An LLM judge is only as trustworthy as its agreement with human judgment. `calibrate` samples judge-scored results from a run report and presents each agent output for blind pass/fail labeling in the terminal; judge verdicts stay hidden until the end so they cannot anchor you.

```bash
traceval calibrate evals/runs/run_<timestamp>.json --sample 8
```

```text
Judge Calibration Summary
┏━━━━━━━━━━━━┳━━━━━━━━━┳━━━━━━━━━━━┓
┃ Cluster    ┃ Labeled ┃ Agreement ┃
┡━━━━━━━━━━━━╇━━━━━━━━━╇━━━━━━━━━━━┩
│ c_0c422a7a │       1 │      100% │
│ c_1e5d0942 │       1 │      100% │
│ c_2c881177 │       1 │      100% │
│ c_361535b0 │       1 │      100% │
│ c_9a8a4644 │       1 │        0% │
│ c_d30af83a │       1 │      100% │
│ c_d3f3b631 │       1 │      100% │
│ c_e834c13c │       1 │      100% │
└────────────┴─────────┴───────────┘
Overall agreement: 88% on 8 case(s) | false-pass (judge OK, human not): 1 | false-fail: 0
WARNING: Judge unreliable (< 80% agreement) for clusters: c_9a8a4644. Review their rubrics before trusting automated scores.
```

False-pass counts (judge approved, human rejected) are called out because that is the dangerous direction: a lenient judge waves bad outputs into production.

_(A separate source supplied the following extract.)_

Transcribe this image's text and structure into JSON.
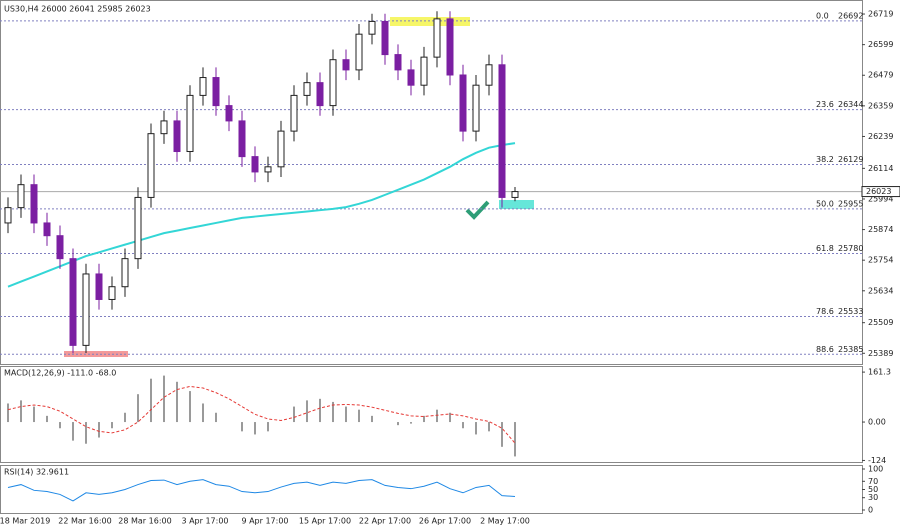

Clusters below `--min-agreement` (default 80%) are flagged for rubric review, and the full labels plus stats are written to `calibration.json`.

## Scripting with --json

`ingest`, `analyze`, `generate`, and `run` accept `--json`: human-readable output is suppressed and a single JSON object is printed to stdout. `run` still exits nonzero on failures.

```bash
traceval analyze traces.db --json | python -m json.tool
```

## GitHub Action

Gate deploys on your generated eval suite. The action installs traceval, runs the suite, and fails the job on any regression:

```yaml
jobs:
  agent-evals:
    runs-on: ubuntu-latest
    steps:
      - uses: actions/checkout@v4
      - uses: theramkm/traceval@v0.2.5
        with:
          evals-dir: evals/
          target: myapp.agent:invoke_agent   # or an HTTP URL
          judge: fake                        # offline; 'openai' needs an API key
```

Inputs: `evals-dir` and `target` (required); `judge`, `compare`, `only`, `runs-dir`, `traceval-version`, `python-version` (optional). For a real LLM judge, set `judge: openai` and pass `OPENAI_API_KEY` (or `GEMINI_API_KEY`) via `env:` from your repository secrets.

## Development

See [CONTRIBUTING.md](https://github.com/theramkm/traceval/blob/main/CONTRIBUTING.md) for setup.
Run the test suite with `make test` and the full gate set with `make lint`.

## Honest Limitations

* **Side-Effect Free**: traceval assertions evaluate input/output matches. It does not attempt to replay side effects (e.g., updating database records) on mock tools.
* **Text Telemetry**: The canonical model is optimized for text logs. Image or multimodal payloads in traces are logged as references.
* **Static Visualization**: The coverage report is a portable, single-file HTML page. There is no hosted web service.